The density data distribution of VME taxa shows the typical high frequency of low densities and a rapid decrease and long tail of higher densities of animals in the quadrats (Figure 2).
# looking at the distribution of density and number of taxa over the whole data set note non-VME taxa are commented out
VMEonly_TotDens %>%
ggplot(aes(x = VMEtaxaDens))+
geom_histogram()+
labs(x="density of VME taxa (ind./m2)", y="count")
Figure 2: Frequency distribution of total density of VME taxa only
The importance of coral matrix as a substrate for various VME taxa is of particular importance, because the matrix is vulnerable to damage and removal by fishing using demersal trawls. Figure 3 shows the relationship between the density of the measured VME taxa and the percent cover of coral matrix substrate.
VMEanno_DensQ %>%
left_join(PCcoverbyImage, by=c("image_key"="image_key")) %>%
filter((`SC-SOL`+`SU-SOL`) != 0 &
CONCEPT != "Hydrocorals" &
CONCEPT != "True anemones: Fourlobed" &
CONCEPT != "No-VMEfauna" ) %>%
ggplot(mapping = aes(x= (`SC-SOL`+`SU-SOL`),
y= Dens
))+
geom_point()+
labs(x="% cover coral matrix (dead and alive)", y="density of VME taxa (ind./m2)")+
facet_wrap(~CONCEPT, scales = "free_y")
Figure 3: Relationship between the density of idividual VME taxa and the percent cover of matrix forming coral
My digital toolbox includes:
Through data school I have developed scripts using R tidyverse to automate reading, tidying up and quality checking the data extracts from SQL queries in the ORACLE database and from direct software outputs.
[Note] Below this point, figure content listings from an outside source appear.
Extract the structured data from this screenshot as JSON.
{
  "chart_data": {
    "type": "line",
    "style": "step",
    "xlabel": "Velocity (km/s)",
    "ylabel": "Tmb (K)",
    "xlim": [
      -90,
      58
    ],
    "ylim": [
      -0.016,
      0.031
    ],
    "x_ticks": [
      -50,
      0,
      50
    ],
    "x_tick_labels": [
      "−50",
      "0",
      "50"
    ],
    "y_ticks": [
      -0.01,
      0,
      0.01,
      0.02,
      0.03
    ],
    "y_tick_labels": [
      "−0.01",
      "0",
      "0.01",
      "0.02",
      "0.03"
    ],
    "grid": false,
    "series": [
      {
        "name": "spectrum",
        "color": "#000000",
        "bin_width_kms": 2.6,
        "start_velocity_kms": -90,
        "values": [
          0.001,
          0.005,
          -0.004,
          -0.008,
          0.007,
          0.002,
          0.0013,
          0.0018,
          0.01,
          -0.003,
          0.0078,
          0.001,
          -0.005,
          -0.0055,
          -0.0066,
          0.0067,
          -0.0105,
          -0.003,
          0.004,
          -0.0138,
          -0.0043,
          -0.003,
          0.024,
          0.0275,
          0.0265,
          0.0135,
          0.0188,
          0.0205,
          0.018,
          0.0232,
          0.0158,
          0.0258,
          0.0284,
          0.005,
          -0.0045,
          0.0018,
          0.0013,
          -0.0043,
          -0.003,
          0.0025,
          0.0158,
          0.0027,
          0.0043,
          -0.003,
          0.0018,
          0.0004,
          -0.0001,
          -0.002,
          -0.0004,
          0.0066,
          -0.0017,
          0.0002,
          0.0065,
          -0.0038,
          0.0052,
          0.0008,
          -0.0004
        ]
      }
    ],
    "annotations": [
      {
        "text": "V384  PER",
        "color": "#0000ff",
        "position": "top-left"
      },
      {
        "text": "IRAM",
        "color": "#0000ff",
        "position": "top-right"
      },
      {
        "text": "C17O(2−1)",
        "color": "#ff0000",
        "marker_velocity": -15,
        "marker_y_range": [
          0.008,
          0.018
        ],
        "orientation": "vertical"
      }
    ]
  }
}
MarkDown with knitr is a useful tool for describing the data QC process and presenting data summaries, initial plots (ggplot) and analyses to collaborators.
Having automated processing into consistent data outputs facilitates data visualisations in R and QGIS, and summaries while annotations are still in progress.
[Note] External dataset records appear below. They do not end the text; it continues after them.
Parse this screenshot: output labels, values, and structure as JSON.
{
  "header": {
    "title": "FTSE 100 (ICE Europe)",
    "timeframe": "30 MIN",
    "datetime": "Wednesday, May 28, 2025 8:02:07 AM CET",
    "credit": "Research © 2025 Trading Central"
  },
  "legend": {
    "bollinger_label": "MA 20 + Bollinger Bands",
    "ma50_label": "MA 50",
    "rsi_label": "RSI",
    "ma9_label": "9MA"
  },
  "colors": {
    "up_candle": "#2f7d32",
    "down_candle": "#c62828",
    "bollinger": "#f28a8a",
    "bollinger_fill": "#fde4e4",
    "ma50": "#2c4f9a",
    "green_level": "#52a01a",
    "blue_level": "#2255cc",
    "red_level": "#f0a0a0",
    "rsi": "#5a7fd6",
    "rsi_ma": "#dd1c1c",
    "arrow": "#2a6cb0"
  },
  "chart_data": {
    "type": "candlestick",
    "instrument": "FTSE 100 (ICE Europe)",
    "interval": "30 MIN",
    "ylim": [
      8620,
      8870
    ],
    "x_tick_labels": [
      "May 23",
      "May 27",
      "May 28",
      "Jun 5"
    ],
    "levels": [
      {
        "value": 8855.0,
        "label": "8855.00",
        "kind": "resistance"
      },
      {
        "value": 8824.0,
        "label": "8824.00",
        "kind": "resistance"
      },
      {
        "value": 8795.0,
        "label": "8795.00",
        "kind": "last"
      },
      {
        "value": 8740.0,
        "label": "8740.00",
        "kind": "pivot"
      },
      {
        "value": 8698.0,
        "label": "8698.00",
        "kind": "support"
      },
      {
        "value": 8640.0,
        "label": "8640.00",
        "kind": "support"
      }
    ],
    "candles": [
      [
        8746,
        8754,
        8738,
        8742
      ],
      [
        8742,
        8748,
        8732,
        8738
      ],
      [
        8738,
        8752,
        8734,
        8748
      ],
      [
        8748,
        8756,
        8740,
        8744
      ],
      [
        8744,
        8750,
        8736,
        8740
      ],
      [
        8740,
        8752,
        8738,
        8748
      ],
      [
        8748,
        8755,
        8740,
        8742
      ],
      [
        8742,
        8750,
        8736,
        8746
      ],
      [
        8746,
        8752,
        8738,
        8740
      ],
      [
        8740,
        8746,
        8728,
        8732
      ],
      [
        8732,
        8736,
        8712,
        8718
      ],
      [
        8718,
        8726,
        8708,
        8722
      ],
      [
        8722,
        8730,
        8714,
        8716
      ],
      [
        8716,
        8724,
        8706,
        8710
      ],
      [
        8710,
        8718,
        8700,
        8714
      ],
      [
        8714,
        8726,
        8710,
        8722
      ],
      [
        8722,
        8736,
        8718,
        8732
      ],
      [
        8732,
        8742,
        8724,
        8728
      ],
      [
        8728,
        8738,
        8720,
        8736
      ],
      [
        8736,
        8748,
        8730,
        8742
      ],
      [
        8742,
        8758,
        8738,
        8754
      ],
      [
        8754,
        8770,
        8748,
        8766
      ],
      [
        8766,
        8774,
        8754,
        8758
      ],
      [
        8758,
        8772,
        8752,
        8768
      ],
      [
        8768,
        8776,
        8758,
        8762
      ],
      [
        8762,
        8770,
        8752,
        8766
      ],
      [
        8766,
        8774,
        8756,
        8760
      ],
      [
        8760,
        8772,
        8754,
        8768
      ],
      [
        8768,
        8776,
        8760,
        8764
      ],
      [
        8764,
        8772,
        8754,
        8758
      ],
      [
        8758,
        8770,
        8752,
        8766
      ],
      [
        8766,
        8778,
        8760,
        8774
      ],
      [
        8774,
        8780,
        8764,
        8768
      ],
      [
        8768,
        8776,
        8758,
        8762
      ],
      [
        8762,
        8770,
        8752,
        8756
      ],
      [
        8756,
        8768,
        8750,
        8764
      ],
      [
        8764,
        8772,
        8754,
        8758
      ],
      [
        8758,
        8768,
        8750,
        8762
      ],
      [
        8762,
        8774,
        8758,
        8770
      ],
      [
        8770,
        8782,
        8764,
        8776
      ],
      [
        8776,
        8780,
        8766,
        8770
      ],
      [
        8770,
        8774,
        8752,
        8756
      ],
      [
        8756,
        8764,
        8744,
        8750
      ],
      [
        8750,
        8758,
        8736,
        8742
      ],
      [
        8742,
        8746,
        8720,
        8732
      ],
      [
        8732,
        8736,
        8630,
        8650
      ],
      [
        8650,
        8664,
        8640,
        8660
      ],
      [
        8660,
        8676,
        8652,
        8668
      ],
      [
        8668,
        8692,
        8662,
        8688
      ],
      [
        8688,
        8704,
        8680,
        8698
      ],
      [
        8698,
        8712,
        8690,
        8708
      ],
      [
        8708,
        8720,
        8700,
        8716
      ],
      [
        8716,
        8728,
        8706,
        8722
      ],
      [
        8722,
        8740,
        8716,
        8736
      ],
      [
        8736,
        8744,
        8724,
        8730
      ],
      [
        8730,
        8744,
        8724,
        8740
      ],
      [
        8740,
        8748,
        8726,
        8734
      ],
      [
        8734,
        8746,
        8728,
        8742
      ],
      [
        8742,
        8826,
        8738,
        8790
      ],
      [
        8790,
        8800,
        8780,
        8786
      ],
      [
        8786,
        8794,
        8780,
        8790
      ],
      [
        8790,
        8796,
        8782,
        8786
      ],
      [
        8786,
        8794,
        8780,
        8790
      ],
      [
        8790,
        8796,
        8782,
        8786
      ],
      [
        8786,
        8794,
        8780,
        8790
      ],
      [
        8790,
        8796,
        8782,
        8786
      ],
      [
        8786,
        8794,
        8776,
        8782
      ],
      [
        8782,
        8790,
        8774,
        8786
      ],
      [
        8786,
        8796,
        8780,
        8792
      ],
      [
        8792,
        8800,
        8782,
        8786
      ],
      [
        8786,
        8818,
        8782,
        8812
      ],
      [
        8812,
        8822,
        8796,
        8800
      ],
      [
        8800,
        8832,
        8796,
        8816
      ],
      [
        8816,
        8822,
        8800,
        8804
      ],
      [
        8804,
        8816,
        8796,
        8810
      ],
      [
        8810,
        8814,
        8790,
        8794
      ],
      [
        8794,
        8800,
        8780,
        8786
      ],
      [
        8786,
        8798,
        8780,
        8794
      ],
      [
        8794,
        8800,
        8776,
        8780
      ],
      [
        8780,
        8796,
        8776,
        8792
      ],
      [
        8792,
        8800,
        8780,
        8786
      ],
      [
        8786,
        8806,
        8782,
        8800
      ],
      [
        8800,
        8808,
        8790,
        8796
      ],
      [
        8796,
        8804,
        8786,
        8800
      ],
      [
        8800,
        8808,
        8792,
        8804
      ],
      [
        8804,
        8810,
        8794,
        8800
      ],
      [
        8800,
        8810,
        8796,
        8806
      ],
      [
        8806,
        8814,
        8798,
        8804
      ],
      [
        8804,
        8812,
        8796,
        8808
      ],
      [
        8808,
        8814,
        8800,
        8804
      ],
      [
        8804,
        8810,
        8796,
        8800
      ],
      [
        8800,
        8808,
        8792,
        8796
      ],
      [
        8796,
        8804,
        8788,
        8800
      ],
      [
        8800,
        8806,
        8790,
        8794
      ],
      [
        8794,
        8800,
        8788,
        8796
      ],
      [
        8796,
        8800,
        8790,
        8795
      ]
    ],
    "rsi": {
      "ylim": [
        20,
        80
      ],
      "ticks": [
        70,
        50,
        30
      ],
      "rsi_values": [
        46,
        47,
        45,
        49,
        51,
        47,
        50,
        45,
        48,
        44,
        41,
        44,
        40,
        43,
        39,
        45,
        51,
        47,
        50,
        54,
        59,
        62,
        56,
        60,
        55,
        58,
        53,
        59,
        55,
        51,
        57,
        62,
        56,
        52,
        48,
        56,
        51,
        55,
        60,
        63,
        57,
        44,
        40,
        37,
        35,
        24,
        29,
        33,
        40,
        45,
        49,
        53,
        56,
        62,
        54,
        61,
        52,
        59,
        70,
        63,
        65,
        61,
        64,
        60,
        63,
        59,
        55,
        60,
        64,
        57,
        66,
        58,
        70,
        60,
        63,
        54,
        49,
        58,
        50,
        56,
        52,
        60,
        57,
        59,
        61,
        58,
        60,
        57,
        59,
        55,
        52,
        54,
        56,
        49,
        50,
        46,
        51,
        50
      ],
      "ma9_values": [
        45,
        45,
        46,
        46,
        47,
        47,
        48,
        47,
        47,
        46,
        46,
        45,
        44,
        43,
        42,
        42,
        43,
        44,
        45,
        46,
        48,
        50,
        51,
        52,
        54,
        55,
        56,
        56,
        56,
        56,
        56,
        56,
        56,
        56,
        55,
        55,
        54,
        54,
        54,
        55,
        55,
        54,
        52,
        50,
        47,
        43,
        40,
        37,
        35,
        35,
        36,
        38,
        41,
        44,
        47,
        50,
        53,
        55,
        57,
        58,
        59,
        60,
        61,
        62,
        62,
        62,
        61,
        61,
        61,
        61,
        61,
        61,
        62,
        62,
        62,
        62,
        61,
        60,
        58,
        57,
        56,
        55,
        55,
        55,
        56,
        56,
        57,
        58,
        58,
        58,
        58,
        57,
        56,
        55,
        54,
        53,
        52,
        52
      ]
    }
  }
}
Much of my time was spent creating scripts for tidying up the data outputs from TransectMesure and VARS into a format that is amenable for analysis and plotting in R and input to QGIS.
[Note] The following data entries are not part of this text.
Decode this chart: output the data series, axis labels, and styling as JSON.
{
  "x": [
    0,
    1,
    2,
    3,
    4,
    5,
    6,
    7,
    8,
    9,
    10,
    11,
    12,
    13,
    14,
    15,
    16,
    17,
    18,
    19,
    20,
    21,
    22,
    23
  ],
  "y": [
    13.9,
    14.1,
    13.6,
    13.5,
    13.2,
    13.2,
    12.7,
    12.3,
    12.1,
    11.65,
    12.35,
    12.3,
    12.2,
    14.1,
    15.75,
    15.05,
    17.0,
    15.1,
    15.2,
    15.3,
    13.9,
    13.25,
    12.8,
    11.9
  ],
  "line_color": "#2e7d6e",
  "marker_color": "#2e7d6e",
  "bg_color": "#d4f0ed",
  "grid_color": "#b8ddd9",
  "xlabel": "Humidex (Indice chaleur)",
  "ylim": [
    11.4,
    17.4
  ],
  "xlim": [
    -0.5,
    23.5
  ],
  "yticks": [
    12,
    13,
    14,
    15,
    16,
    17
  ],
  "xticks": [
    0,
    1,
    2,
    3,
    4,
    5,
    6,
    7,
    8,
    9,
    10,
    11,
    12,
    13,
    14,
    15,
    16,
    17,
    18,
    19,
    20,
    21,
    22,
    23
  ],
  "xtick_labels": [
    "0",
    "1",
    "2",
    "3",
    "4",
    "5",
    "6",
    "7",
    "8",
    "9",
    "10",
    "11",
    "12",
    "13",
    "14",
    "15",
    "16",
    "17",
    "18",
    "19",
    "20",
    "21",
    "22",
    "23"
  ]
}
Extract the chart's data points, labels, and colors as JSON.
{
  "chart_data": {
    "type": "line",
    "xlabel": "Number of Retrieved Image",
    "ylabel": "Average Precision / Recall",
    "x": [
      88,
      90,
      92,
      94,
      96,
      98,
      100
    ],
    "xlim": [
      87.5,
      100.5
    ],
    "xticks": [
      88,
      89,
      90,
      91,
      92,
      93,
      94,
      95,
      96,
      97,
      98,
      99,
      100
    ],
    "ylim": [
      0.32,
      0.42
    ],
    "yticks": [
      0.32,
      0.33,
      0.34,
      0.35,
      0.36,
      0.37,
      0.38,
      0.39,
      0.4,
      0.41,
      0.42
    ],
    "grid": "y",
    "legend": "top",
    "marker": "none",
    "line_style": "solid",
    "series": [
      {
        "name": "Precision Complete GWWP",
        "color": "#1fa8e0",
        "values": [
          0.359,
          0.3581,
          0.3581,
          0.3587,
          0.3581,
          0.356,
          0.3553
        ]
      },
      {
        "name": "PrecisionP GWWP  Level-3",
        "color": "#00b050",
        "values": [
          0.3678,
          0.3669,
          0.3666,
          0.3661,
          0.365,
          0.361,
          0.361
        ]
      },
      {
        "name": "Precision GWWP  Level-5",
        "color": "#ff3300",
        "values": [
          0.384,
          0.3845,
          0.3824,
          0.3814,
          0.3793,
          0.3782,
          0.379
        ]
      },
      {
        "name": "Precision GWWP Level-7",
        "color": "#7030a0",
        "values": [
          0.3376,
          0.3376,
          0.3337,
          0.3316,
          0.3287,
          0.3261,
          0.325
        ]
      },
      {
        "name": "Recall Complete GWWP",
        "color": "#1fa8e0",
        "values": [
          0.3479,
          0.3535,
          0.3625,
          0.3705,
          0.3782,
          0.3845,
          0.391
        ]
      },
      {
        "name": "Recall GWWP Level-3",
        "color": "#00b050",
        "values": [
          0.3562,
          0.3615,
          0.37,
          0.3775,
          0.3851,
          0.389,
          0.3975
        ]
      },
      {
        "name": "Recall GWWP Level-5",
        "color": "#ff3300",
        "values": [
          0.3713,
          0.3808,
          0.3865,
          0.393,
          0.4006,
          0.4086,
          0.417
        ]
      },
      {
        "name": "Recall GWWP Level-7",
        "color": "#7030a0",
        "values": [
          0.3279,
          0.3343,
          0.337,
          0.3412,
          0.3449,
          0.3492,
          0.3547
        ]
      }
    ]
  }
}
In the near future I want to hone my skills in using R for data wrangling and tidying futher for use with my image data projects, and introduce some of these tools into the workflow for my team. I want to apply my new skills to understand and use R projects, BitBucket repositories and Markdown documents my colleagues have ceated under another project I am involved in. This will hopefully lead to my taking over some of the tasks previously done by my colleagues. Finally, I can see the potential in using R and Markdown for new work we have identified in my team: creating a series of descriptions of putative octocoral species, with linkages to photographs and CAAB records, all following the same outline and template. I am keen to explore creating these using a tempate in R, using Markdown.
Data School also introduced me to the usefulness of the CSIRO Research Data Planner - a tool that I intend to employ in current and furture projects.
I liked the format of Data School, it allowed me to get past my initial hesitations about using R and the code based environment. As mentioned throughout this document, I can see many applications of my new found knowledge in my daily work.